Russ Page, Nancy Stangle, George West, Paul Paninski and Mark Farmer requested a condition to the rezone that would require an easement to develop a river walk along the Apalachee River.  Elise Lang requested an additional 100’ undisturbed natural buffer on all lots adjoining her property.  Lee Ann Mitchell, Jim Buonaccorsi and Violet Dawe expressed concerns for the ecological and environmental impact as well as traffic and public safety.

 

On motion by Commissioner Hale and second by Commissioner Horton, the Board unanimously approved Rezone Request No. 4757, with conditions, for a single-family residential subdivision (The Bend on the Apalachee).  See Documentation in Ordinances and Resolutions Book No. 16.

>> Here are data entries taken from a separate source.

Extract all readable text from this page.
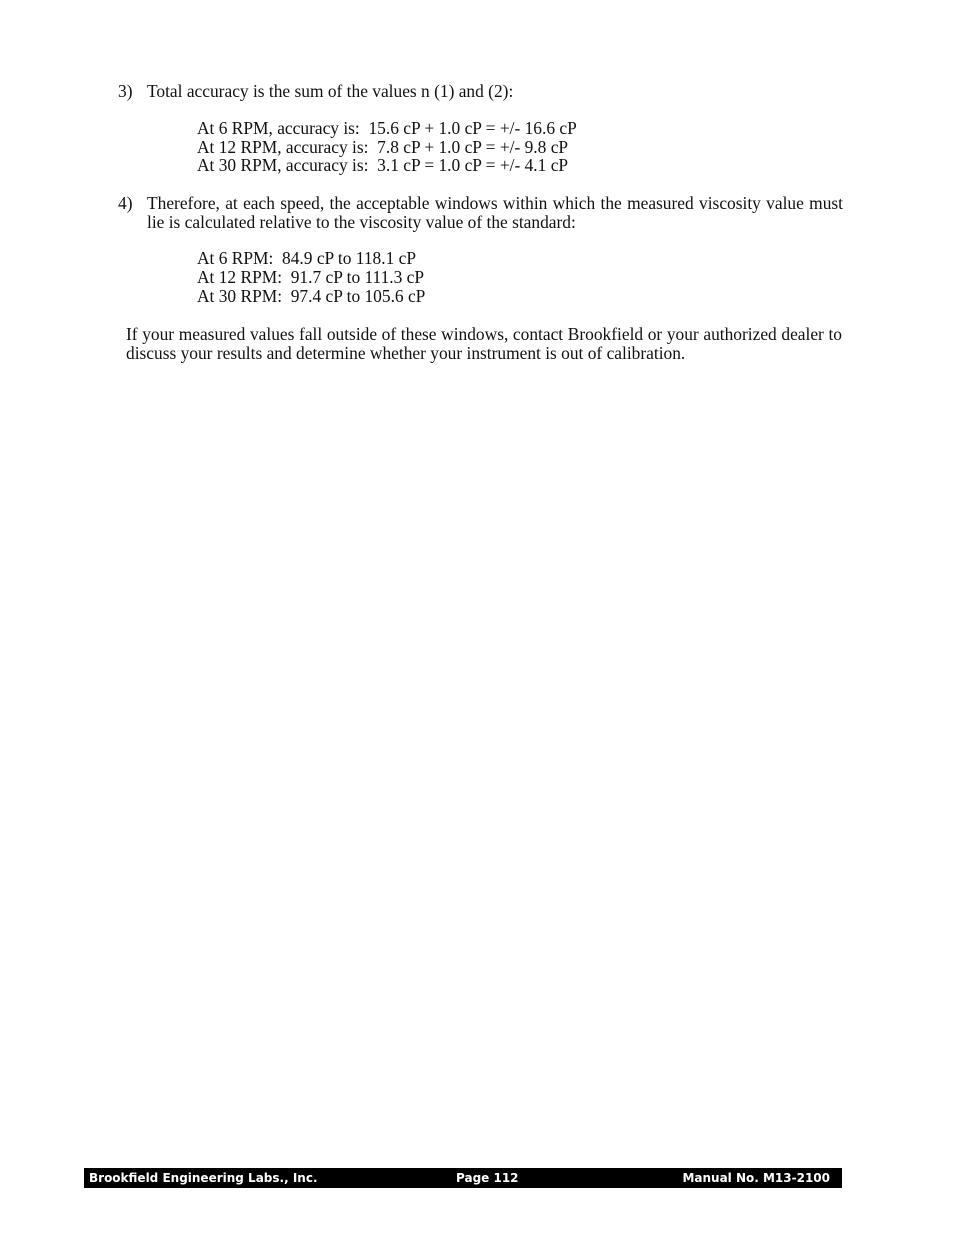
3) Total accuracy is the sum of the values n (1) and (2):
At 6 RPM, accuracy is:  15.6 cP + 1.0 cP = +/- 16.6 cP
At 12 RPM, accuracy is:  7.8 cP + 1.0 cP = +/- 9.8 cP
At 30 RPM, accuracy is:  3.1 cP = 1.0 cP = +/- 4.1 cP
4) Therefore, at each speed, the acceptable windows within which the measured viscosity value must lie is calculated relative to the viscosity value of the standard:
At 6 RPM:  84.9 cP to 118.1 cP
At 12 RPM:  91.7 cP to 111.3 cP
At 30 RPM:  97.4 cP to 105.6 cP

If your measured values fall outside of these windows, contact Brookfield or your authorized dealer to discuss your results and determine whether your instrument is out of calibration.

Brookfield Engineering Labs., Inc.	Page 112	Manual No. M13-2100
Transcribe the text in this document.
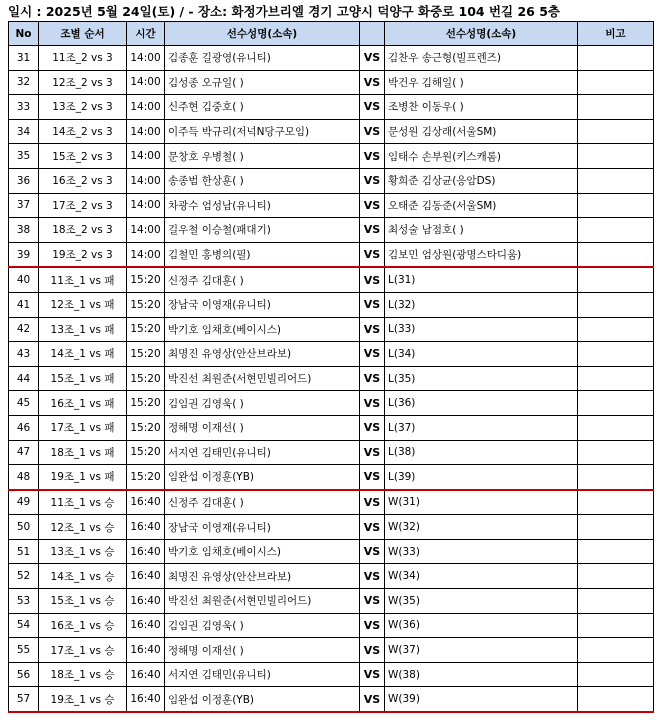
일시 : 2025년 5월 24일(토) / - 장소: 화정가브리엘 경기 고양시 덕양구 화중로 104 번길 26 5층
No	조별 순서	시간	선수성명(소속)		선수성명(소속)	비고
31	11조_2 vs 3	14:00	김종훈 길광영(유니티)	VS	김찬우 송근형(빌프렌즈)	
32	12조_2 vs 3	14:00	김성종 오규일( )	VS	박건우 김해일( )	
33	13조_2 vs 3	14:00	신주현 김중호( )	VS	조병찬 이동우( )	
34	14조_2 vs 3	14:00	이주득 박규리(저넉N당구모임)	VS	문성원 김상래(서울SM)	
35	15조_2 vs 3	14:00	문창호 우병철( )	VS	임태수 손부원(키스캐롬)	
36	16조_2 vs 3	14:00	송종범 한상훈( )	VS	황희준 김상균(응암DS)	
37	17조_2 vs 3	14:00	차광수 엄성남(유니티)	VS	오태준 김동준(서울SM)	
38	18조_2 vs 3	14:00	길우철 이승철(패대기)	VS	최성술 남점호( )	
39	19조_2 vs 3	14:00	김철민 홍병의(필)	VS	김보민 엄상원(광명스타디움)	
40	11조_1 vs 패	15:20	신정주 김대훈( )	VS	L(31)	
41	12조_1 vs 패	15:20	장남국 이영재(유니티)	VS	L(32)	
42	13조_1 vs 패	15:20	박기호 임채호(베이시스)	VS	L(33)	
43	14조_1 vs 패	15:20	최명진 유영상(안산브라보)	VS	L(34)	
44	15조_1 vs 패	15:20	박진선 최원준(서현민빌리어드)	VS	L(35)	
45	16조_1 vs 패	15:20	김임권 김영욱( )	VS	L(36)	
46	17조_1 vs 패	15:20	정해명 이재선( )	VS	L(37)	
47	18조_1 vs 패	15:20	서지연 김태민(유니티)	VS	L(38)	
48	19조_1 vs 패	15:20	임완섭 이정훈(YB)	VS	L(39)	
49	11조_1 vs 승	16:40	신정주 김대훈( )	VS	W(31)	
50	12조_1 vs 승	16:40	장남국 이영재(유니티)	VS	W(32)	
51	13조_1 vs 승	16:40	박기호 임채호(베이시스)	VS	W(33)	
52	14조_1 vs 승	16:40	최명진 유영상(안산브라보)	VS	W(34)	
53	15조_1 vs 승	16:40	박진선 최원준(서현민빌리어드)	VS	W(35)	
54	16조_1 vs 승	16:40	김임권 김영욱( )	VS	W(36)	
55	17조_1 vs 승	16:40	정해명 이재선( )	VS	W(37)	
56	18조_1 vs 승	16:40	서지연 김태민(유니티)	VS	W(38)	
57	19조_1 vs 승	16:40	임완섭 이정훈(YB)	VS	W(39)	
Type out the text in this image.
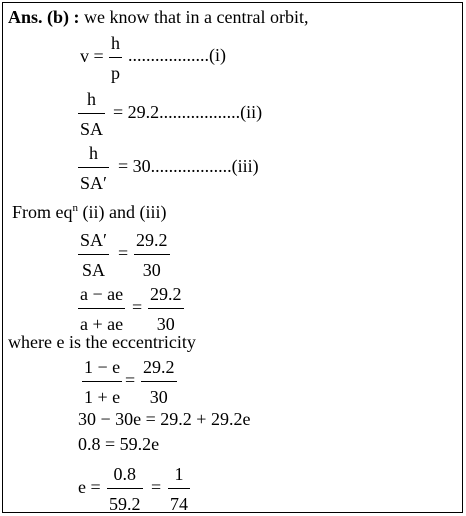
Ans. (b) : we know that in a central orbit,
v =
h
p
..................(i)
h
SA
= 29.2..................(ii)
h
SA′
= 30..................(iii)
From $eq^n$ (ii) and (iii)
SA′
SA
=
29.2
30
a − ae
a + ae
=
29.2
30
where e is the eccentricity
1 − e
1 + e
=
29.2
30
30 − 30e = 29.2 + 29.2e
0.8 = 59.2e
e =
0.8
59.2
=
1
74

...................................

Rezone Request #4126 – Richard H. Garrett, Jr.:  The Board held a public hearing on Rezone Request No. 4126 by Richard H. Garrett, Jr., ± 415.76 acres, located on U.S. Hwy. 441, from A-1 to AR-5.

 

 

AVOC Note:  Approximate location by Oconee GIS and Tax Maps

 

The applicant’s representative, John Stell, noted the original application sought a rezone from A-1 to AR-1 Conservation Use Subdivision.  The applicant and property owner now desire to amend the original zoning application so as to seek a rezoning to an AR-5 Conservation Subdivision.

 

Russ Page and Rosemary Franklin (representing the Oconee County Clean and Beautiful Commission) requested a condition to the rezone that would require an easement to develop a river walk along the Apalachee River.  Lee Ann Mitchell and Violet Dawe expressed concerns for the environmental impact on the area.  Michael Payne said the installation of the proposed cul-de-sac would affect the entrance to his residence and stated he did not want the road closed or the cul-de-sac constructed.

 

On motion by Commissioner Norris and second by Commissioner Horton, the Board unanimously approved Rezone Request No. 4126, with conditions, for a single-family residential conservation use subdivision (The Trestle at Apalachee).  See Documentation in Ordinances and Resolutions Book No. 16.